Sensible que soy. Comprometido que ando, también me cautivó ver a nuestro Presidente a los pies de la estatua de Abraham Lincoln.
Como todos, me quedé igual de obnubilado con esa imagen. Qué digo: hechizado.
Y la miraba y miraba y miraba. La miraba de arriba abajo. De abajo, arriba. De abajo, arriba y adelante. Embelesado.
La fijaba y fijaba en la memoria visual con tal ahínco como para no derruirla jamás de mi campo de imágenes pétreas, máxime en estos tiempos que las estatuas y nichos de antiguos próceres están en franco declive cuando no a punto de ser demolidas a golpes de revueltas públicas o martillazos en solitario.
Y la miraba y miraba. Ahí estaba nuestro Presidente de espaldas, bien trajeado, erguido y con la cabeza hacia arriba tal como cuando miramos a los Cristos en las catedrales. E imaginé la vista, detenida, absorta, de nuestro Presidente hacia el héroe patrio estadunidense reconociendo en él al gran tribuno liberal que representa, viste y calza.
Después pasé revista a sus diversos discursos, cena y demás imágenes de la visita de nuestro Presidente hasta Washington para saludar y acordar con su homólogo Donald Trump. Y, al mirarlos, observé en ellos la misma actitud de complicidad y embeleso que antes se había registrado en la imagen de nuestro Presidente con la estatua de Lincoln.
Comprometido que ando, los confirmé unidos, idílicos, en sus apoyos e intercambios. Derrochando métodos propios de marketing para campañas en puertas, capitalizando los disensos, imaginando mundos futuros, saboreando votos, festejando reelecciones. Apoyos mutuos, como buenos cristianos de hoy.
Sensible que soy. Pasé a deletrear sus cánticos: “Quise estar aquí para agradecerle al pueblo de EU, a su gobierno y a usted, presidente Trump, por ser cada vez más respetuoso con los paisanos mexicanos. Nunca ha buscado imponernos nada que atenta a nuestra soberanía”, le dijo nuestro Presidente al anfitrión. Y aquél, en reciprocidad, a sus convidados: “es el mejor presidente que han tenido. Es duro, audaz. Y quiere mucho a su país”.
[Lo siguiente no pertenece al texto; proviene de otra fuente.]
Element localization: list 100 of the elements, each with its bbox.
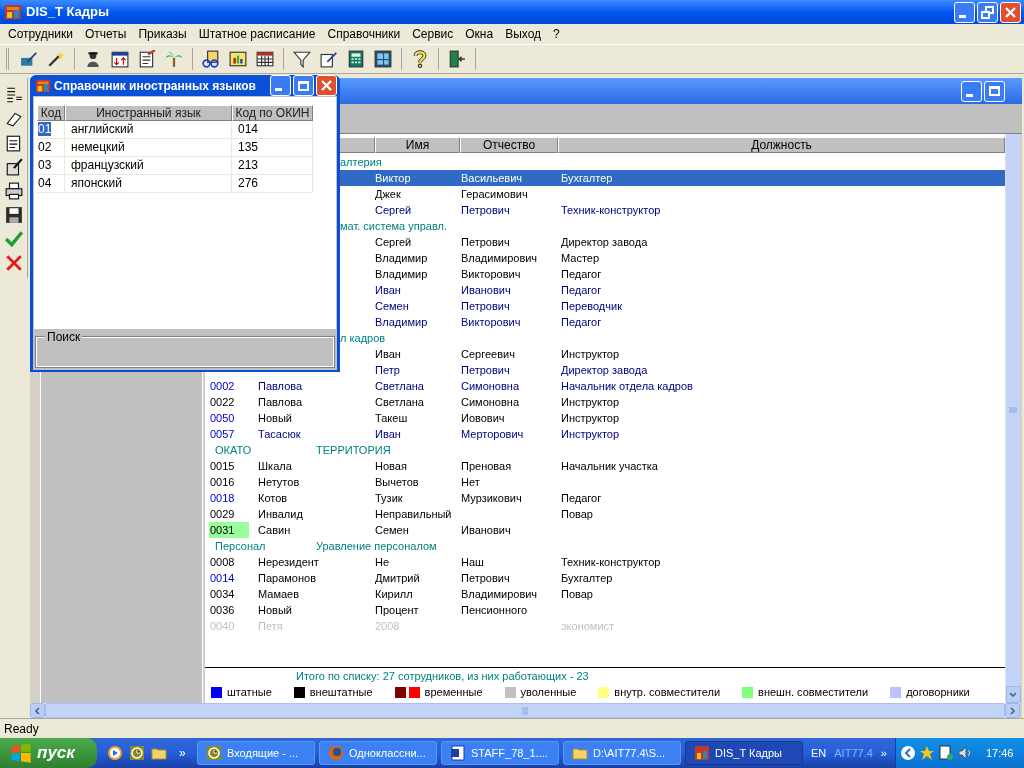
taskbar-button[interactable]: Входящие - ... (197, 741, 315, 765)
chart-icon[interactable] (229, 50, 247, 68)
close-button[interactable] (1000, 1, 1021, 23)
table-row[interactable]: 0031 Савин Семен Иванович (205, 522, 1005, 538)
palm-tree-icon[interactable] (165, 50, 183, 68)
table-row[interactable]: 0022 Павлова Светлана Симоновна Инструктор (205, 394, 1005, 410)
more-button[interactable]: » (179, 744, 186, 762)
table-cell: Начальник отдела кадров (561, 379, 693, 392)
table-row[interactable]: 0050 Новый Такеш Иовович Инструктор (205, 410, 1005, 426)
close-icon (321, 80, 332, 91)
menu-item[interactable]: Сервис (406, 25, 460, 43)
minimize-button[interactable] (270, 75, 291, 96)
table-row[interactable]: 0008 Нерезидент Не Наш Техник-конструктор (205, 554, 1005, 570)
vertical-scrollbar[interactable] (1005, 134, 1020, 703)
document-icon[interactable] (937, 745, 954, 761)
clock-icon[interactable] (129, 745, 145, 761)
column-header[interactable]: Отчество (460, 137, 558, 153)
star-icon[interactable] (918, 745, 935, 761)
column-header[interactable]: Иностранный язык (65, 105, 232, 121)
menu-item[interactable]: Справочники (321, 25, 407, 43)
menu-item[interactable]: Штатное расписание (192, 25, 322, 43)
column-header[interactable]: Код (37, 105, 65, 121)
column-header[interactable]: Код по ОКИН (232, 105, 313, 121)
maximize-button[interactable] (293, 75, 314, 96)
table-cell[interactable]: 135 (232, 139, 313, 157)
table-cell[interactable]: 01 (37, 121, 65, 139)
table-cell[interactable]: 03 (37, 157, 65, 175)
filter-icon[interactable] (293, 50, 311, 68)
scroll-down-button[interactable] (1005, 686, 1021, 703)
person-icon[interactable] (84, 50, 102, 68)
speaker-icon[interactable] (956, 745, 973, 761)
group-code: ОКАТО (215, 442, 253, 458)
close-button[interactable] (316, 75, 337, 96)
table-row[interactable]: 0014 Парамонов Дмитрий Петрович Бухгалтер (205, 570, 1005, 586)
scroll-left-button[interactable] (30, 703, 45, 718)
menu-item[interactable]: Сотрудники (2, 25, 79, 43)
grip-icon (521, 706, 529, 715)
taskbar-button[interactable]: Одноклассни... (319, 741, 437, 765)
close-icon[interactable] (4, 254, 23, 272)
language-indicator[interactable]: EN (811, 744, 827, 762)
table-cell[interactable]: 213 (232, 157, 313, 175)
table-row[interactable]: 0057 Тасасюк Иван Мерторович Инструктор (205, 426, 1005, 442)
calculator-icon[interactable] (347, 50, 365, 68)
scroll-right-button[interactable] (1005, 703, 1020, 718)
minimize-button[interactable] (954, 1, 975, 23)
taskbar-button[interactable]: D:\AIT77.4\S... (563, 741, 681, 765)
folder-icon[interactable] (151, 745, 167, 761)
help-icon[interactable] (411, 50, 429, 68)
media-player-icon[interactable] (107, 745, 123, 761)
calendar-icon[interactable] (111, 50, 129, 68)
table-row[interactable]: 0002 Павлова Светлана Симоновна Начальник отдела кадров (205, 378, 1005, 394)
column-header[interactable]: Должность (558, 137, 1005, 153)
taskbar-button[interactable]: DIS_T Кадры (685, 741, 803, 765)
table-row[interactable]: 0015 Шкала Новая Преновая Начальник участка (205, 458, 1005, 474)
table-row[interactable]: 0016 Нетутов Вычетов Нет (205, 474, 1005, 490)
save-icon[interactable] (4, 206, 23, 224)
minimize-button[interactable] (961, 80, 982, 102)
table-cell[interactable]: немецкий (65, 139, 232, 157)
column-header[interactable]: Имя (375, 137, 460, 153)
tools-icon[interactable] (4, 158, 23, 176)
window-icon[interactable] (374, 50, 392, 68)
menu-item[interactable]: Приказы (132, 25, 193, 43)
printer-icon[interactable] (4, 182, 23, 200)
table-cell[interactable]: 276 (232, 175, 313, 193)
menu-item[interactable]: Выход (499, 25, 548, 43)
start-button[interactable]: пуск (0, 738, 97, 768)
table-row[interactable]: 0034 Мамаев Кирилл Владимирович Повар (205, 586, 1005, 602)
maximize-button[interactable] (984, 80, 1005, 102)
document-icon[interactable] (138, 50, 156, 68)
document-icon[interactable] (4, 134, 23, 152)
table-row[interactable]: 0036 Новый Процент Пенсионного (205, 602, 1005, 618)
table-icon[interactable] (256, 50, 274, 68)
exit-icon[interactable] (448, 50, 466, 68)
menu-item[interactable]: Окна (459, 25, 500, 43)
table-cell: Нет (461, 475, 480, 488)
arrow-left-icon[interactable] (899, 745, 916, 761)
checkmark-icon[interactable] (4, 230, 23, 248)
pencil-icon[interactable] (20, 50, 38, 68)
list-icon[interactable] (4, 86, 23, 104)
more-button[interactable]: » (880, 744, 887, 762)
horizontal-scrollbar[interactable] (30, 703, 1020, 718)
table-cell: Петрович (461, 299, 510, 312)
table-cell: Семен (375, 299, 409, 312)
menu-item[interactable]: Отчеты (79, 25, 133, 43)
taskbar-button[interactable]: STAFF_78_1.... (441, 741, 559, 765)
eraser-icon[interactable] (4, 110, 23, 128)
table-cell[interactable]: 02 (37, 139, 65, 157)
table-cell[interactable]: английский (65, 121, 232, 139)
edit-icon[interactable] (320, 50, 338, 68)
table-cell[interactable]: японский (65, 175, 232, 193)
table-cell[interactable]: 04 (37, 175, 65, 193)
table-cell[interactable]: французский (65, 157, 232, 175)
restore-button[interactable] (977, 1, 998, 23)
menu-item[interactable]: ? (547, 25, 566, 43)
wand-icon[interactable] (47, 50, 65, 68)
glasses-icon[interactable] (202, 50, 220, 68)
table-row[interactable]: 0029 Инвалид Неправильный Повар (205, 506, 1005, 522)
table-row[interactable]: 0018 Котов Тузик Мурзикович Педагог (205, 490, 1005, 506)
table-cell[interactable]: 014 (232, 121, 313, 139)
table-cell: Бухгалтер (561, 171, 613, 184)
Pero luego, caí en la cuenta: la hipocresía, como la mentira, es vulgar. Y no pude dejar de recordar al buen de Azorín que recomendaba, especialmente al político en sus giras, que “sea entendido con los entendidos, pero opaco y vulgar con los opacos y vulgares”.
Bien decía que no es de entendimientos sutiles y ponderados el hacerse admirar en un concurso de hombres vulgares de miras, creencias, prejuicios y gobernanzas. Salvo, claro, que sean de la misma hechura y madera.
Lo que se recomienda es dejar las galas del ingenio para cuando con perfecta paridad, de igual a igual, se pueda competir en las reuniones y asambleas de los doctos. Es verdad que el político tendrá que viajar muchas veces, nos advertía Azorín, pero no debería pretender en estas ocasiones ganar admiraciones y simpatías deslumbrando.
El político, el artista, el poeta, el periodista, el cantante —y añádase al empresariado en turno— serán invitados muchas veces a giras, fiestas y ágapes más bien que por su persona, para que tal visita, fiesta o cena tenga un aliciente con su ingenio o habilidad. Siguiendo al buen de Azorín, en tal caso el político ha de ser cauto, y ya que le han hecho ir de la misma manera que se llevan plantas o tapices, sea tan vulgar como todos. Es decir, que no dé muestras de su ingenio, ni use de su inspiración, ni, si es posible, cante o declame, como esperaba el que lo invitó.